En ook heeft ze – toen er doodskopaapjes in een van de kooien verbleven – wel eens twee kleine doodskopaapjes met veel zorg en aandacht grootgebracht.
Heel bijzonder was de aanloop van bezoekers uit het naastgelegen Thabor. Zo lieper er iedere week bewoonsters van het tehuis, met of zonder hun rollator, langs het huis. En soms dronken ze daar zelfs even koffie. Het waren altijd de zelfde dames, mevrouw Tuinier, mevrouw Bootsma en mevrouw Wiersma. Op een gegeven moment vroegen ze mevrouw Tjepkema: “Kunnen we u ook ergens mee helpen, want het is altijd zo gezellig bij u.” Dat hoefde natuurlijk niet, maar na wat aandringen van de dames zei mevrouw Tjepkema: “Ik heb wel een klusje”. De dames gingen mee naar binnen, namen plaats aan de grote tafel en daar kwam mevrouw Tjepkema met al haar koper en vroeg of de dames dat wilden poetsen. Zo geschiedde en in het vervolg kwamen de dames om de week langs om het koper te poetsen.

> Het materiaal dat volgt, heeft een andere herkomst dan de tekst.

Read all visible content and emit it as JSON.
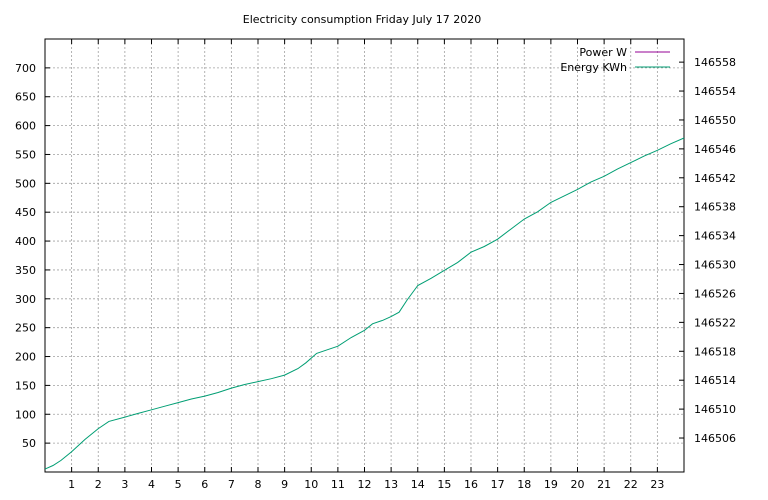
{
  "chart_data": {
    "type": "line",
    "title": "Electricity consumption Friday July 17 2020",
    "xlabel": "",
    "ylabel": "",
    "xlim": [
      0,
      24
    ],
    "ylim": [
      0,
      750
    ],
    "y2lim": [
      146501.3,
      146561.2
    ],
    "grid": true,
    "legend_position": "top-right",
    "x_ticks": [
      1,
      2,
      3,
      4,
      5,
      6,
      7,
      8,
      9,
      10,
      11,
      12,
      13,
      14,
      15,
      16,
      17,
      18,
      19,
      20,
      21,
      22,
      23
    ],
    "y_ticks": [
      50,
      100,
      150,
      200,
      250,
      300,
      350,
      400,
      450,
      500,
      550,
      600,
      650,
      700
    ],
    "y2_ticks": [
      146506,
      146510,
      146514,
      146518,
      146522,
      146526,
      146530,
      146534,
      146538,
      146542,
      146546,
      146550,
      146554,
      146558
    ],
    "series": [
      {
        "name": "Power W",
        "axis": "y",
        "color": "#940094",
        "x": [],
        "values": []
      },
      {
        "name": "Energy KWh",
        "axis": "y2",
        "color": "#009e73",
        "x": [
          0,
          0.3,
          0.6,
          1.0,
          1.5,
          2.0,
          2.4,
          3.0,
          3.5,
          4.0,
          4.5,
          5.0,
          5.5,
          6.0,
          6.5,
          7.0,
          7.5,
          8.0,
          8.5,
          9.0,
          9.5,
          9.8,
          10.2,
          10.6,
          11.0,
          11.5,
          12.0,
          12.3,
          12.7,
          13.0,
          13.3,
          13.6,
          14.0,
          14.5,
          15.0,
          15.5,
          16.0,
          16.5,
          17.0,
          17.5,
          18.0,
          18.5,
          19.0,
          19.5,
          20.0,
          20.5,
          21.0,
          21.5,
          22.0,
          22.5,
          23.0,
          23.5,
          24.0
        ],
        "values": [
          146501.7,
          146502.2,
          146502.9,
          146504.1,
          146505.8,
          146507.3,
          146508.3,
          146508.9,
          146509.4,
          146509.9,
          146510.4,
          146510.9,
          146511.4,
          146511.8,
          146512.3,
          146512.9,
          146513.4,
          146513.8,
          146514.2,
          146514.7,
          146515.6,
          146516.4,
          146517.7,
          146518.2,
          146518.7,
          146519.9,
          146520.9,
          146521.8,
          146522.3,
          146522.8,
          146523.4,
          146525.1,
          146527.1,
          146528.1,
          146529.2,
          146530.3,
          146531.7,
          146532.5,
          146533.5,
          146534.9,
          146536.3,
          146537.3,
          146538.6,
          146539.5,
          146540.4,
          146541.4,
          146542.2,
          146543.2,
          146544.1,
          146545.0,
          146545.8,
          146546.7,
          146547.5
        ]
      }
    ]
  }
}
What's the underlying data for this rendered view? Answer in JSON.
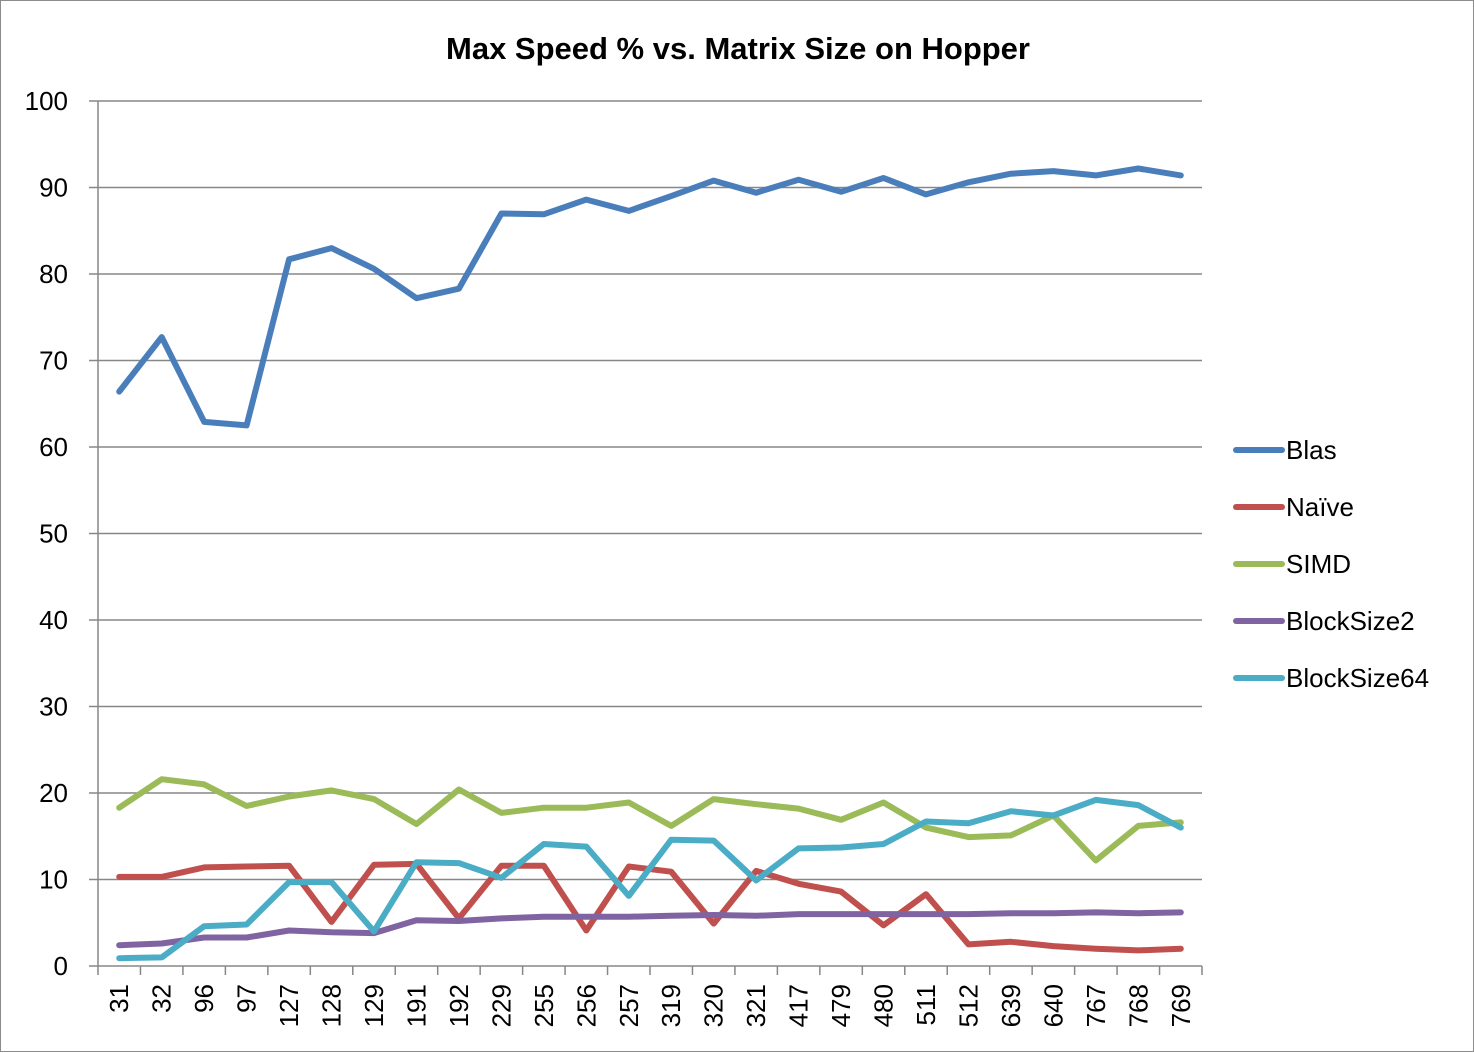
{
  "chart_data": {
    "type": "line",
    "title": "Max Speed % vs. Matrix Size on Hopper",
    "xlabel": "",
    "ylabel": "",
    "ylim": [
      0,
      100
    ],
    "yticks": [
      0,
      10,
      20,
      30,
      40,
      50,
      60,
      70,
      80,
      90,
      100
    ],
    "grid": "horizontal",
    "legend_position": "right",
    "categories": [
      "31",
      "32",
      "96",
      "97",
      "127",
      "128",
      "129",
      "191",
      "192",
      "229",
      "255",
      "256",
      "257",
      "319",
      "320",
      "321",
      "417",
      "479",
      "480",
      "511",
      "512",
      "639",
      "640",
      "767",
      "768",
      "769"
    ],
    "series": [
      {
        "name": "Blas",
        "color": "#4a7ebb",
        "values": [
          66.4,
          72.7,
          62.9,
          62.5,
          81.7,
          83.0,
          80.6,
          77.2,
          78.3,
          87.0,
          86.9,
          88.6,
          87.3,
          89.0,
          90.8,
          89.4,
          90.9,
          89.5,
          91.1,
          89.2,
          90.6,
          91.6,
          91.9,
          91.4,
          92.2,
          91.4
        ]
      },
      {
        "name": "Naïve",
        "color": "#c0504d",
        "values": [
          10.3,
          10.3,
          11.4,
          11.5,
          11.6,
          5.1,
          11.7,
          11.8,
          5.5,
          11.6,
          11.6,
          4.1,
          11.5,
          10.9,
          4.9,
          11.0,
          9.5,
          8.6,
          4.7,
          8.3,
          2.5,
          2.8,
          2.3,
          2.0,
          1.8,
          2.0
        ]
      },
      {
        "name": "SIMD",
        "color": "#9bbb59",
        "values": [
          18.3,
          21.6,
          21.0,
          18.5,
          19.6,
          20.3,
          19.3,
          16.4,
          20.4,
          17.7,
          18.3,
          18.3,
          18.9,
          16.2,
          19.3,
          18.7,
          18.2,
          16.9,
          18.9,
          16.0,
          14.9,
          15.1,
          17.4,
          12.2,
          16.2,
          16.6
        ]
      },
      {
        "name": "BlockSize2",
        "color": "#8064a2",
        "values": [
          2.4,
          2.6,
          3.3,
          3.3,
          4.1,
          3.9,
          3.8,
          5.3,
          5.2,
          5.5,
          5.7,
          5.7,
          5.7,
          5.8,
          5.9,
          5.8,
          6.0,
          6.0,
          6.0,
          6.0,
          6.0,
          6.1,
          6.1,
          6.2,
          6.1,
          6.2
        ]
      },
      {
        "name": "BlockSize64",
        "color": "#4bacc6",
        "values": [
          0.9,
          1.0,
          4.6,
          4.8,
          9.7,
          9.7,
          4.0,
          12.0,
          11.9,
          10.2,
          14.1,
          13.8,
          8.1,
          14.6,
          14.5,
          9.9,
          13.6,
          13.7,
          14.1,
          16.7,
          16.5,
          17.9,
          17.4,
          19.2,
          18.6,
          16.0
        ]
      }
    ]
  }
}
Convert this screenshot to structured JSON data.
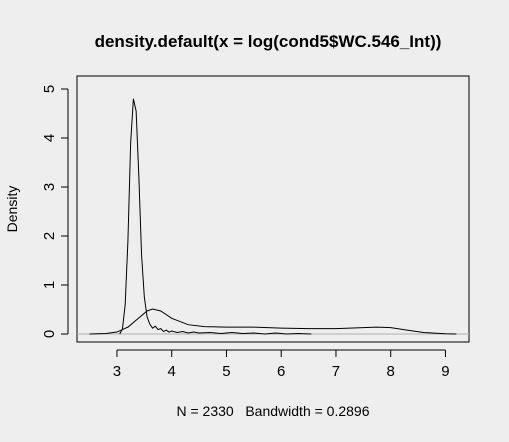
{
  "chart_data": {
    "type": "line",
    "title": "density.default(x = log(cond5$WC.546_Int))",
    "xlabel": "N = 2330   Bandwidth = 0.2896",
    "ylabel": "Density",
    "xlim": [
      2.27,
      9.43
    ],
    "ylim": [
      0,
      5.0
    ],
    "x_ticks": [
      3,
      4,
      5,
      6,
      7,
      8,
      9
    ],
    "y_ticks": [
      0,
      1,
      2,
      3,
      4,
      5
    ],
    "grid": false,
    "baseline_y": 0,
    "series": [
      {
        "points": [
          [
            3.05,
            0.0
          ],
          [
            3.1,
            0.1
          ],
          [
            3.15,
            0.6
          ],
          [
            3.2,
            1.9
          ],
          [
            3.25,
            3.9
          ],
          [
            3.3,
            4.8
          ],
          [
            3.35,
            4.55
          ],
          [
            3.4,
            3.2
          ],
          [
            3.45,
            1.6
          ],
          [
            3.5,
            0.75
          ],
          [
            3.55,
            0.35
          ],
          [
            3.6,
            0.2
          ],
          [
            3.65,
            0.12
          ],
          [
            3.7,
            0.16
          ],
          [
            3.75,
            0.09
          ],
          [
            3.8,
            0.11
          ],
          [
            3.85,
            0.05
          ],
          [
            3.9,
            0.08
          ],
          [
            3.95,
            0.04
          ],
          [
            4.0,
            0.06
          ],
          [
            4.1,
            0.03
          ],
          [
            4.2,
            0.05
          ],
          [
            4.3,
            0.02
          ],
          [
            4.4,
            0.04
          ],
          [
            4.5,
            0.02
          ],
          [
            4.7,
            0.03
          ],
          [
            4.9,
            0.01
          ],
          [
            5.1,
            0.03
          ],
          [
            5.3,
            0.01
          ],
          [
            5.5,
            0.02
          ],
          [
            5.7,
            0.0
          ],
          [
            5.9,
            0.02
          ],
          [
            6.1,
            0.0
          ],
          [
            6.3,
            0.01
          ],
          [
            6.55,
            0.0
          ]
        ]
      },
      {
        "points": [
          [
            2.5,
            0.0
          ],
          [
            2.8,
            0.01
          ],
          [
            3.0,
            0.04
          ],
          [
            3.2,
            0.14
          ],
          [
            3.4,
            0.33
          ],
          [
            3.55,
            0.47
          ],
          [
            3.65,
            0.51
          ],
          [
            3.8,
            0.47
          ],
          [
            4.0,
            0.32
          ],
          [
            4.3,
            0.19
          ],
          [
            4.6,
            0.15
          ],
          [
            5.0,
            0.14
          ],
          [
            5.5,
            0.14
          ],
          [
            6.0,
            0.12
          ],
          [
            6.5,
            0.11
          ],
          [
            7.0,
            0.11
          ],
          [
            7.5,
            0.13
          ],
          [
            7.75,
            0.14
          ],
          [
            8.0,
            0.13
          ],
          [
            8.3,
            0.08
          ],
          [
            8.6,
            0.03
          ],
          [
            9.0,
            0.005
          ],
          [
            9.2,
            0.0
          ]
        ]
      }
    ]
  }
}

Een ander bijzonder verhaal is dat tijdens de Sneekweek veel bezoekers ’s nachts in het park een slaapplekje zochten. Zo was er ook een groepje dat een scherm of een tent of iets dergelijks zocht en tot hun verbazing en blijdschap in de schuur aantroffen wat ze zochten. Die ochtend trof de heer Tjepkema ze tot zijn verrassing bij z’n vaste route met zijn spullen aan. Hij zei er niets van en ging door met z’n werk. Later op de dag werden die spullen netjes teruggelegd en brachten de bezoekers zelfs nog een bos bloemen voor mevrouw Tjepkema mee, als beloning voor de genoten gastvrijheid. En zo is dat in de jaren daarna nog een tijdje doorgegaan.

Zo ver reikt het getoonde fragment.